3. Don't confuse withdrawal schedule with spending rate
Keep in mind that in these discussions of withdrawals from tax-advantaged plans, those withdrawals do not necessarily mean you should be spending this money as it comes out. Sometimes, the withdrawal is simply a matter of shifting the money from a tax-advantaged to a taxable account, but you should still be preserving some of that money for later in retirement.
4. Look to Roth IRAs as a useful intermediate phase
As will be explained in the next two points, there are times when it makes sense to incur the tax liability of taking money out of a tax-deferred account. Since not all such withdrawals are meant to be spent immediately, having a Roth IRA to roll this money into can let you continue to enjoy tax-free growth after paying the tax on the initial distribution.

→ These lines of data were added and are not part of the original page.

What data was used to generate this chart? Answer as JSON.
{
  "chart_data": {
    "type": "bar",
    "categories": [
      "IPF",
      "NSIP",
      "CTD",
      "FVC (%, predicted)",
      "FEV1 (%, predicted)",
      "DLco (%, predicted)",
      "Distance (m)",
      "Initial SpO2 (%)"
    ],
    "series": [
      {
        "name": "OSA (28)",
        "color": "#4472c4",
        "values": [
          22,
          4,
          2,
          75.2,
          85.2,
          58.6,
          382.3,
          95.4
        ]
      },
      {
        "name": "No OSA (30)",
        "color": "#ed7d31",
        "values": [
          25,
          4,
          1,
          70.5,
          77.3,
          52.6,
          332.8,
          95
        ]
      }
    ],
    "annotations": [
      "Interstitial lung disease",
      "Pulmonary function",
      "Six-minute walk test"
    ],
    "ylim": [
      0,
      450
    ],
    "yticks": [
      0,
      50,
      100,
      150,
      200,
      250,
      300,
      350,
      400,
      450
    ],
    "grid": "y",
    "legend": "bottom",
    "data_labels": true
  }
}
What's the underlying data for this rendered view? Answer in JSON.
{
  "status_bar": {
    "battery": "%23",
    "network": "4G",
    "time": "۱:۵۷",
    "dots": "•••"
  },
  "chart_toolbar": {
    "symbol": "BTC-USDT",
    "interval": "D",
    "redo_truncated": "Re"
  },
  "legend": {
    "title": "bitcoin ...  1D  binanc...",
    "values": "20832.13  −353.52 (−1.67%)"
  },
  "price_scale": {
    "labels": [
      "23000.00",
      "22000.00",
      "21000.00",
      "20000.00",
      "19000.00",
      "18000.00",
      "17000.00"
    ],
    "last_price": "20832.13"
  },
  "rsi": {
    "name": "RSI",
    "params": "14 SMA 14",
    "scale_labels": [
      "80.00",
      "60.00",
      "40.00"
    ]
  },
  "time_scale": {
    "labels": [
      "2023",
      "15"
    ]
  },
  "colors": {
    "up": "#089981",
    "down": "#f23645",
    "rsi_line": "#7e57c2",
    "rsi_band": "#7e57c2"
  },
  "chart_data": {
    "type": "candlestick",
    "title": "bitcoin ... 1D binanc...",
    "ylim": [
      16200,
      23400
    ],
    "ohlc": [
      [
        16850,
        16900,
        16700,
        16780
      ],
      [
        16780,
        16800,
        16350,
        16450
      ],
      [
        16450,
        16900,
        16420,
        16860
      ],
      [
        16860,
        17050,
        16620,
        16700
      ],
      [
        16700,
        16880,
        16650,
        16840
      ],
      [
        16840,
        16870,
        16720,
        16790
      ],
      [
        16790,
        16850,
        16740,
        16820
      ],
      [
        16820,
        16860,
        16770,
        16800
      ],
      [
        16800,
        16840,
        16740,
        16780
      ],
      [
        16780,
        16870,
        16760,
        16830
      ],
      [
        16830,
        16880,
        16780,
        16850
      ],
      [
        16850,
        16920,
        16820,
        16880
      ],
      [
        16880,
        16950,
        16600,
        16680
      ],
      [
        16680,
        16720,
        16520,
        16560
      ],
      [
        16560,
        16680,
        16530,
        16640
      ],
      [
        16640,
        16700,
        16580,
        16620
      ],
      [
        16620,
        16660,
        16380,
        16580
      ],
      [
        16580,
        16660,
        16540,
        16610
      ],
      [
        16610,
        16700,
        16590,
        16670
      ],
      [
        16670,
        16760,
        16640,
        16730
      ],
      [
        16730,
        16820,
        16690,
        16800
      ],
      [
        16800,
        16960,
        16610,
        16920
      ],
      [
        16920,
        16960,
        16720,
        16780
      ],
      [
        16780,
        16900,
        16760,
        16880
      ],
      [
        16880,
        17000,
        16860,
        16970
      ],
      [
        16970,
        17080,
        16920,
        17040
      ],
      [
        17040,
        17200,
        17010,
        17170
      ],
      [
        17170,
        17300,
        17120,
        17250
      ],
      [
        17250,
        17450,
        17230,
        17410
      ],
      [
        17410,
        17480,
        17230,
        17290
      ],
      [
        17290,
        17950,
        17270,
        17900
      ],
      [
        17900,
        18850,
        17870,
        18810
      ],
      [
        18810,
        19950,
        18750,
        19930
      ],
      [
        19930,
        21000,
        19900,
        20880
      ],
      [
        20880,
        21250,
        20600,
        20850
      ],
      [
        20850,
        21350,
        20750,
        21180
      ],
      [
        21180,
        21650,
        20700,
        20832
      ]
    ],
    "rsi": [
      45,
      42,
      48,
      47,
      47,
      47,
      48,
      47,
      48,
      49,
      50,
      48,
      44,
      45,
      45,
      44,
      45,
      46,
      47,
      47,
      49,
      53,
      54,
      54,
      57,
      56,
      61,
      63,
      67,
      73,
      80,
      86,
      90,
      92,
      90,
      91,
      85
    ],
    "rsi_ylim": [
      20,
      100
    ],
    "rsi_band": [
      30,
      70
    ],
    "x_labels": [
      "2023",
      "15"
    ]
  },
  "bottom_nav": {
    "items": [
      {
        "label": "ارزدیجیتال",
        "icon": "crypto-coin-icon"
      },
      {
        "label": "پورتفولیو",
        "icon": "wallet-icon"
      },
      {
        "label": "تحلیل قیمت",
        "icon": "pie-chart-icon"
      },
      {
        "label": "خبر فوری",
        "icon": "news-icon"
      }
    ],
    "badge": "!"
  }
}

5. Consider gradual withdrawals to stay in a lower tax bracket
If you have little or no taxable income in retirement, you should be taking a little money out of your tax-deferred plans every year once you reach age 59 1/2. If you limit that amount to the total of your personal exemptions and standard deductions, you can essentially take the money out tax-free. In a progressive tax structure, it may also make sense to take out just short of an amount that would take you out of the lowest tax bracket. This way, you do not end up taking larger distributions that force you into a higher tax bracket once you turn 70 1/2.
6. Coordinate withdrawals with deductions
Beyond matching distributions from tax-deferred plans with personal exemptions and standard deductions, there is also another option to further limit your tax liability. You can make heavier distributions in years when you have large itemized deductions (such as for medical expenses).
Tax strategies often come down to the specifics of an individual's situation, so you can't always generalize about what works best. However, a more tax-efficient withdrawal approach demonstrates that it is always wise to do some scenario testing before making decisions that could affect your taxes.